Indicators for evaluating target organ damage
Heart
LVH was assessed using echocardiography. Left ventricular internal dimension (LVIDd), interventricular septal thickness (IVST), and left ventricular posterior wall thickness (LVPWT) at the end diastole were measured using the Philips iE33 Ultrasound System. Left ventricular mass (LVM) was calculated as LVM=1.04 × 0.8 × ((LVIDd+IVST+LVPWT)3–LVIDd3 )+0.6 [12]; and LVM index (LVMI) was calculated as LVMI=LVM/height2.16; and relative left ventricular wall thickness (RWT) was calculated as RWT=(IVST+LVPWT)/LVIDd; For the diagnosis of LVH, LVMI ≥ 45 g/m2.16 or RWT> 0.41 was considered abnormal[13,14].
Kidneys
Renal damage was diagnosed in the patient if any of the following conditions was fulfilled: albuminuria (urinary albumin/creatinine quotient) >3 mg/mmol creatinine; 24-h urine protein excretion > 200 mg/m2/day [15, 16].
Grouping
The patients with essential hypertension were grouped according to their plasma renin activity, or their levels of angiotensin II or aldosterone.
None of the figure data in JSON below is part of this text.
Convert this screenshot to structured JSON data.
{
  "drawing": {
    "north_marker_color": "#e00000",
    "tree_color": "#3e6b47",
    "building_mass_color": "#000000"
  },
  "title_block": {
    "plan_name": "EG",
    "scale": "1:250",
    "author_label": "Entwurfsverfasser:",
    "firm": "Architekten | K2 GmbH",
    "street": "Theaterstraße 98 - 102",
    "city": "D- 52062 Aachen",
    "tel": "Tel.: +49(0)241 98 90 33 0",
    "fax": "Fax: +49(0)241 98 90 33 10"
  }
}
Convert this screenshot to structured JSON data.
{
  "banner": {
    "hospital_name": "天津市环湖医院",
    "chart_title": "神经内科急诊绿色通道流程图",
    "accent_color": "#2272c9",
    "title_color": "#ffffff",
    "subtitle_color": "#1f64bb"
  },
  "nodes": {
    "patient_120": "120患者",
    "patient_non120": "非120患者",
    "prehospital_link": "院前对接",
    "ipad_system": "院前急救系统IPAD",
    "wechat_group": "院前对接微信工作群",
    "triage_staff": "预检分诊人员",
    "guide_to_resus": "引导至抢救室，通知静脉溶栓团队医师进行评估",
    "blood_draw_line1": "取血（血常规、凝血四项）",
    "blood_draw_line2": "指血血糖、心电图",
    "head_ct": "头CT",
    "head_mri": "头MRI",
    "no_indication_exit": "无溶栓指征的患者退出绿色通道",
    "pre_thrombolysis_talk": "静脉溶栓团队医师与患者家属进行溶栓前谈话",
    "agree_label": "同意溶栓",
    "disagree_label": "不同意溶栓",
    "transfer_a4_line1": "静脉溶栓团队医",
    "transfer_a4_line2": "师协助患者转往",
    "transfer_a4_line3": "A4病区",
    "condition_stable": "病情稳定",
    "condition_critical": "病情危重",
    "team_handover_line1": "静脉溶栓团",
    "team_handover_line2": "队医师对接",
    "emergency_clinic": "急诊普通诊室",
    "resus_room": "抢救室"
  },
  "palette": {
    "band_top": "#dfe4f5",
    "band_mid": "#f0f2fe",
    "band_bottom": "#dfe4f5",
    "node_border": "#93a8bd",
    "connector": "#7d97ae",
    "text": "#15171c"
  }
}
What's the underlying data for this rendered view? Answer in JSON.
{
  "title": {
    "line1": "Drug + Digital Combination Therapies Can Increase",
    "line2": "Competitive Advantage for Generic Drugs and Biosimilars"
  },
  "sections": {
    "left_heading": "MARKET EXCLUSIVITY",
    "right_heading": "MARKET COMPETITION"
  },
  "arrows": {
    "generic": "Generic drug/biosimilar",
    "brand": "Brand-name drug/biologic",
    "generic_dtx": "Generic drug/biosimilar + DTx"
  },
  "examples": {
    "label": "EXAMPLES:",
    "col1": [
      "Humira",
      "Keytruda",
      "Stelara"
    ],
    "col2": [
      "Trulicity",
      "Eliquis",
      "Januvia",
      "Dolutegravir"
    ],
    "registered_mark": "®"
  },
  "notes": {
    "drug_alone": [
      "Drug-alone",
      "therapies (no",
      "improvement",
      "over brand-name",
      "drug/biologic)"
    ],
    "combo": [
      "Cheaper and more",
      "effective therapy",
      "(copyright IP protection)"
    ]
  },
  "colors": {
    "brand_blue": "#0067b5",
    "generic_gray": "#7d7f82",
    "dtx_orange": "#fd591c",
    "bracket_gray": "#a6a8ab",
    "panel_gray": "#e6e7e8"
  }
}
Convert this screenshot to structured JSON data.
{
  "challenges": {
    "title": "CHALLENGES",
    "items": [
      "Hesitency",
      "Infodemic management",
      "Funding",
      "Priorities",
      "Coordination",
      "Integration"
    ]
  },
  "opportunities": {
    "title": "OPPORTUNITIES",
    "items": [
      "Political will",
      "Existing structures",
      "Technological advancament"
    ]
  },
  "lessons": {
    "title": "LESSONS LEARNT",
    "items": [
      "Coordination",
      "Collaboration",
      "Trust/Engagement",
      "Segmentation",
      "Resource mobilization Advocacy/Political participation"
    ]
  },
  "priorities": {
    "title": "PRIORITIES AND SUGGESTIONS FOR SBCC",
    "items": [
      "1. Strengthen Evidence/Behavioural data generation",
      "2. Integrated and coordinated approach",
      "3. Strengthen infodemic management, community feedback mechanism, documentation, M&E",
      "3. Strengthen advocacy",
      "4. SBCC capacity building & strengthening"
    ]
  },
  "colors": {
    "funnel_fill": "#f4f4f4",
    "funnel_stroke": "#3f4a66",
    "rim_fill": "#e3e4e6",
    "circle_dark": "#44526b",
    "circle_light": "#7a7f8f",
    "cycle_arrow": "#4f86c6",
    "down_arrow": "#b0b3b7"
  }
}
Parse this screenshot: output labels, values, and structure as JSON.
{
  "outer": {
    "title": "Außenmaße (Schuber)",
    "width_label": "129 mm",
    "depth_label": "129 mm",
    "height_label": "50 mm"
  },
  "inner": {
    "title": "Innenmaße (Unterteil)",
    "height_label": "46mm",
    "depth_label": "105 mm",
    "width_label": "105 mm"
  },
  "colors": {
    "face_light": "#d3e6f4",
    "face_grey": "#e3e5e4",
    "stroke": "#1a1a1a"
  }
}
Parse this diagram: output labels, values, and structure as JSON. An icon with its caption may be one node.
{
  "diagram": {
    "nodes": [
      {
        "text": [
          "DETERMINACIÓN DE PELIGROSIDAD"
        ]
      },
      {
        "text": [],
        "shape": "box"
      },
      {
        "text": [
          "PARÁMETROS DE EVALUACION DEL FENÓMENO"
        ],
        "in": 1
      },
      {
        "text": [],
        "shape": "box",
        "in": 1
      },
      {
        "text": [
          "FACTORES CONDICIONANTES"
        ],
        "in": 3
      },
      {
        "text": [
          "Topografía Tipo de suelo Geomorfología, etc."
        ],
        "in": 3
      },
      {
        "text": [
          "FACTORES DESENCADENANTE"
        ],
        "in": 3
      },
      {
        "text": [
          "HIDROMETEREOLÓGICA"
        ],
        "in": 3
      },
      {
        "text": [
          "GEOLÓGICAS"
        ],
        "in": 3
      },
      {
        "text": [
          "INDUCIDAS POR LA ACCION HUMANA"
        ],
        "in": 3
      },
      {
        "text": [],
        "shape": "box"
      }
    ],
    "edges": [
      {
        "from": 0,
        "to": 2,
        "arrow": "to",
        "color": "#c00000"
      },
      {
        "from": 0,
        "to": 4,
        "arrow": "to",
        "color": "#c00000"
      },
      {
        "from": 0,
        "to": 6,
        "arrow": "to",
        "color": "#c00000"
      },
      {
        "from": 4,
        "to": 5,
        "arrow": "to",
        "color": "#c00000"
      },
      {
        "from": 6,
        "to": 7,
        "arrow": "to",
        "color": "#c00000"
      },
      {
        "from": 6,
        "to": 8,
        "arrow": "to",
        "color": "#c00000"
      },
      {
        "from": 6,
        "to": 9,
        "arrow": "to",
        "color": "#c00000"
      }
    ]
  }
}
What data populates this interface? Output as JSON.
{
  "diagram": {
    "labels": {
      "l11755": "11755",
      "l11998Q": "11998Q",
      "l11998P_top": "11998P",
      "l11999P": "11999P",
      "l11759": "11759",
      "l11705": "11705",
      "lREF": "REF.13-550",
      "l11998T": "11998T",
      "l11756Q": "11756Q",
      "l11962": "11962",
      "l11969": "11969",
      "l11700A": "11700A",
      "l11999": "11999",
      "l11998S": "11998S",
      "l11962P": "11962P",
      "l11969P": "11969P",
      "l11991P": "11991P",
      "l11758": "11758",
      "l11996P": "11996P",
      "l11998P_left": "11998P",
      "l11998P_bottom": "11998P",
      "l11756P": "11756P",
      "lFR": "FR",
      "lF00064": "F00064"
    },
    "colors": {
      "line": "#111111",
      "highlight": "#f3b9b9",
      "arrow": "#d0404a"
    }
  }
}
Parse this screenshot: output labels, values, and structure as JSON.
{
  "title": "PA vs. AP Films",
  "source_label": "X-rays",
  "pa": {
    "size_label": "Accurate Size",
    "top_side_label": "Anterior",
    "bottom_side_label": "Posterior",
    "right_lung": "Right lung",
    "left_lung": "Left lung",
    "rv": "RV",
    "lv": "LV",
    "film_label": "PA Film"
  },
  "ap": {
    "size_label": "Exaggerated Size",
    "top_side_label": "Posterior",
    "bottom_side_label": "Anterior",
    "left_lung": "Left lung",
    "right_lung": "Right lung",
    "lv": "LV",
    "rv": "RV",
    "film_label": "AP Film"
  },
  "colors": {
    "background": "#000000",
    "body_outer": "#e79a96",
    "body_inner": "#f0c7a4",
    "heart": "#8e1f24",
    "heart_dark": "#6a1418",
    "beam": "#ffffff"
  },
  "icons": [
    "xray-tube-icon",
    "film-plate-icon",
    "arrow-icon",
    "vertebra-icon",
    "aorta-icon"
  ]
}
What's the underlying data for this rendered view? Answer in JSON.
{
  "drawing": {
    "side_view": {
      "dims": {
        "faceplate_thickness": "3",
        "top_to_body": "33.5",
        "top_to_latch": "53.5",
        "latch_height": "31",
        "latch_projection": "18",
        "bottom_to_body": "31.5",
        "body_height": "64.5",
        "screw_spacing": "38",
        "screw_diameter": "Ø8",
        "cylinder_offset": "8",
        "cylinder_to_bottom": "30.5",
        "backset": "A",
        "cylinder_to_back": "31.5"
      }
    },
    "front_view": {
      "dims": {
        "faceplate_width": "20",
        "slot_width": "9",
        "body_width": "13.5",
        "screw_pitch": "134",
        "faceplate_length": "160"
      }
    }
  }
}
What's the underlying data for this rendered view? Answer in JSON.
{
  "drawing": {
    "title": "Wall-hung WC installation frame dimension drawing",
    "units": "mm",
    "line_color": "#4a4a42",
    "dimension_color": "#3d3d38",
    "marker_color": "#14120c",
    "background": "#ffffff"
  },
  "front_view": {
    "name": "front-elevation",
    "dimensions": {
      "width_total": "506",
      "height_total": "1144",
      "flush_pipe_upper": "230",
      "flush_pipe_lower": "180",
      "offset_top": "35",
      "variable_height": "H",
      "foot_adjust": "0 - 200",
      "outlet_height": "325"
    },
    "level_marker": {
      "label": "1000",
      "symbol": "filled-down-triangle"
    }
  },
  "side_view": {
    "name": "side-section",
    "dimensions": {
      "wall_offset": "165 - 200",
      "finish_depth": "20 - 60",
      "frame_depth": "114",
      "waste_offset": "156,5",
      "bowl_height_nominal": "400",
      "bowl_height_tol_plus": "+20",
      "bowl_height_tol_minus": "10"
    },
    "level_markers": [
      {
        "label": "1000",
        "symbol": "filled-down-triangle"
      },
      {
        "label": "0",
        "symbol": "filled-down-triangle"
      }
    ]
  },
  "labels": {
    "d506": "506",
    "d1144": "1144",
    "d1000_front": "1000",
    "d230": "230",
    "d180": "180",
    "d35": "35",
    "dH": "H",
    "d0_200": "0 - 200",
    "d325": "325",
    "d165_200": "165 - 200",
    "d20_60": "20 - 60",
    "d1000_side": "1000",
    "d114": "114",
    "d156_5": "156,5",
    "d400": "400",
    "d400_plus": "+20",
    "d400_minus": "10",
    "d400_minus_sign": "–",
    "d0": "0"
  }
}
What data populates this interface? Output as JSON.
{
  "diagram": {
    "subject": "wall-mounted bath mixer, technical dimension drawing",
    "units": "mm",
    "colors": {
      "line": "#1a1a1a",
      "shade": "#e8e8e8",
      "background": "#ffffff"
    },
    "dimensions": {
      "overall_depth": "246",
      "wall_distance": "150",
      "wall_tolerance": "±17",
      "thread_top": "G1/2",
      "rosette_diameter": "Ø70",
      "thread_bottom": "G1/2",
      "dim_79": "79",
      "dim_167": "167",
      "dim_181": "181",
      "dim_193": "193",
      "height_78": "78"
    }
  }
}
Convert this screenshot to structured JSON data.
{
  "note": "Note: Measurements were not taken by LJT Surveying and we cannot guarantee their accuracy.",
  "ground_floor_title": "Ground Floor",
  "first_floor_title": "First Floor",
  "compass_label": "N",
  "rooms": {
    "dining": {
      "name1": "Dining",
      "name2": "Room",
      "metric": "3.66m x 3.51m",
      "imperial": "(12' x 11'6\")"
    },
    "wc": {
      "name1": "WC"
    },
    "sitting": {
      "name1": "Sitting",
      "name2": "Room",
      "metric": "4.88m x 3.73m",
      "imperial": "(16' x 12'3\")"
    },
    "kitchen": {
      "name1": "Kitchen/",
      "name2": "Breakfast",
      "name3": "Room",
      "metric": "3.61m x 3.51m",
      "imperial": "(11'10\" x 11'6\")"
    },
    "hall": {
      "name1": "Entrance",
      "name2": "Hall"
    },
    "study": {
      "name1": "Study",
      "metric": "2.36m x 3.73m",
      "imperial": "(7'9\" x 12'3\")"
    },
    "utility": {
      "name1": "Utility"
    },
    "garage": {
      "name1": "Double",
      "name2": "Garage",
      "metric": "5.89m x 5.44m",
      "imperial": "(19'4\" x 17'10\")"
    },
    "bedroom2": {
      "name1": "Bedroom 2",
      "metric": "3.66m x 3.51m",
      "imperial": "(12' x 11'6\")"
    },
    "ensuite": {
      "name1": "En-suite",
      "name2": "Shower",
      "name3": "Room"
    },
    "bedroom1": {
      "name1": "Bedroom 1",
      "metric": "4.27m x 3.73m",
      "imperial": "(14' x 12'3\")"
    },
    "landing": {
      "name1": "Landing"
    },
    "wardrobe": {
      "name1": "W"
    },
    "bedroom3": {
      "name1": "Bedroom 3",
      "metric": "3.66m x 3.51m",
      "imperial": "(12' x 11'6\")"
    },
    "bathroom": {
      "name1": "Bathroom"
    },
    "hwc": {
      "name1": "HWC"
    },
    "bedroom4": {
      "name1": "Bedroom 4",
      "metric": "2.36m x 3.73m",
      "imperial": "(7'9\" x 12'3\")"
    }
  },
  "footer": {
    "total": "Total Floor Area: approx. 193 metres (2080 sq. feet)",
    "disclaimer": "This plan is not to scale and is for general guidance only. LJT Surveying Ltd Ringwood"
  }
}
Based on the renin activity, patients were classified into a high renin group (> 2.33 ng/mL/hr, n = 58) and a normal renin group (≤ 2.33 ng/mL/hr, n = 74). Based on the angiotensin II and aldosterone levels, the patients were classified into a high angiotensin II group (> 60 pg/mL, n = 87) and a normal angiotensin II group (≤ 60 pg/mL, n = 45) as well as a high aldosterone group (> 160 pg/mL, n = 70) and normal aldosterone group (≤ 160 pg/mL, n = 62). Also, the patients were grouped according to the presence or absence of target organ damage. The patients in the organ damage-group were subdivided into cardiac-damage and renal-damage groups. The differences in plasma renin, angiotensin, and aldosterone levels between groups were analyzed.
Statistical analysis
SPSS 20.0 software (IBM, Armonk, NY) was used for data processing in this study. Normally distributed measurement data are shown as mean ± standard deviation. Independent sample t-test was used to compare the difference between two groups. Analysis of variance (ANOVA) was used to compare the measured differences among multiple groups. Count data are presented as percentages (%), and the chi-square (χ2) test was used to compare the difference between groups. Univariate associations between the indices of RAAS levels, LVMI, and other variables of TOD were assessed through simple linear regression analyses and Pearson correlation coefficients. P < 0.05 was considered statistically significant.